▽ 覚えることはまだまだある 9
「武器…武器かぁ…」
うーん、としばらく考え込んでいたディーヴァは、何か思いついたらしく、そうだ!と声を上げる。
「ダンテの武器があった!ダンテ、武器貸して!」
「あ?オレの武器なんか借りてどうするんだよ」
急に話しかけられた若は籠にたくさん盛られているディーヴァお手製クッキーに夢中になっていたようで、視線は向けていたが話は聞いていなかったようだ。
「もう、話聞いてなかったの?魔力で武器を形作る時にイメージしやすくするのにまずは身近にある物を見て形作る練習をしたらいいってリアラさんが教えてくれたの。身近にある物で武器っていったらちょうどダンテのがあるでしょ?それ見て練習するから貸して」
「いいけど、変な持ち方してケガすんなよ?」
「はいはい、心配性だなあ、ダンテは…」
クッキーを頬張りつつ、ダンテは左手を掲げる。鮮やかな赤い光が掌に集まり、やがて籠手の形になった。
「ほらよ」
「ありがと。あ、そこのテーブルに置いといて、そっちでやるから」
そう言ってディーヴァは立ち上がると若の方へと駆け寄る。その様子を見ていたルティアもやってみたくなったらしく、バージルに声をかける。

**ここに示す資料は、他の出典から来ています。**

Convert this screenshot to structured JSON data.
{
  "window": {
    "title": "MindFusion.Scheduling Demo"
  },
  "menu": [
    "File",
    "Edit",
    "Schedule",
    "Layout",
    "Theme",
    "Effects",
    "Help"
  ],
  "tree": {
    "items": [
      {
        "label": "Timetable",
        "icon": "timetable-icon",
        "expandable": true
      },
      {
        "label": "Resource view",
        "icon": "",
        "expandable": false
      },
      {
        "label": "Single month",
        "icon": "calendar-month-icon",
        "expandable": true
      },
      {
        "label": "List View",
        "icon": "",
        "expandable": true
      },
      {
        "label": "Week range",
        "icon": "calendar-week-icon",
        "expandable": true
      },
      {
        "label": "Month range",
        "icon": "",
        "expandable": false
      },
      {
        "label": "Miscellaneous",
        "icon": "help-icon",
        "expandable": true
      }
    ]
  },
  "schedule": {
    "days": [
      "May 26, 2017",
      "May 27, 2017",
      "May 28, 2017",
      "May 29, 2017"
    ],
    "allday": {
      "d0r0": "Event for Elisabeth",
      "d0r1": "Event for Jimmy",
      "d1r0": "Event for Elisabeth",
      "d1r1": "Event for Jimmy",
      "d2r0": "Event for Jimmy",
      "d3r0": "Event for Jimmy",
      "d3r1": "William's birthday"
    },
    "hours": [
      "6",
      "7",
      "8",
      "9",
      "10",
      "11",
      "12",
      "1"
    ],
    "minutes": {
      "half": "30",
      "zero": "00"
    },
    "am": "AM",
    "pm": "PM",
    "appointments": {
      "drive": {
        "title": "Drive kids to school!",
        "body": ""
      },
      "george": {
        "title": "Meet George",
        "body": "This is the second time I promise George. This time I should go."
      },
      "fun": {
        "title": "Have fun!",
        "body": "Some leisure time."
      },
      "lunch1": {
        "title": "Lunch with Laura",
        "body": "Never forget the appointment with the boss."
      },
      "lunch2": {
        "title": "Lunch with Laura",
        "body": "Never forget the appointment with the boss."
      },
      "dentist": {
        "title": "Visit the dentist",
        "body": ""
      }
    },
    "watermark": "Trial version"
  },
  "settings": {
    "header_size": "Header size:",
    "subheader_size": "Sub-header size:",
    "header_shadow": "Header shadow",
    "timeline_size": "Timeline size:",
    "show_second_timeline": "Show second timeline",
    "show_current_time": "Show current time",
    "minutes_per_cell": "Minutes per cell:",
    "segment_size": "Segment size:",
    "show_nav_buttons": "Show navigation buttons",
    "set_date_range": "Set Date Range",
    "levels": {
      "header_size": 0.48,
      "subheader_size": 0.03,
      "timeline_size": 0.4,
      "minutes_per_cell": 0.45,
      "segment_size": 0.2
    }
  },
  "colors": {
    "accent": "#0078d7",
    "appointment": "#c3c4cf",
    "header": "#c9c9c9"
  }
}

「せっかくだから私もやってみようかな。バージル、閻魔刀見せて!」
「…わかった。テーブルに置いた方がいいか?」
「もし迷惑じゃなかったらバージルが持っててくれる?それを見ながらやるから」
「わかった」
こくりと頷いたバージルを確認して、ルティアも彼の方へと駆け寄る。会話を交わしながら練習を始めた二組を見ていたリアラは、自分のパートナーへと視線を移す。アイスブルーの瞳と視線が交わった。
「リアラはやらないのか?」
「…そうね、せっかくだしやってみようかしら」
元々は自分が言ったことだし、二人も練習しているのだから自分も練習しよう。ダンテの言葉に頷き、リアラも椅子から立ち上がって彼の元に行く。彼の目の前で立ち止まると、リアラは視線を上げる。
「ダンテの武器は毒針だったわね」
「ああ、けどあれだとリアラにはすぐ再現できちまうだろ。そうだな…他のやつを出してやるよ」
「他のやつ?」
首を傾げたリアラの前で、ダンテは右手を掲げる。掌から暗い紫色の魔力が立ち昇り、やがて銀色の大剣が姿を現した。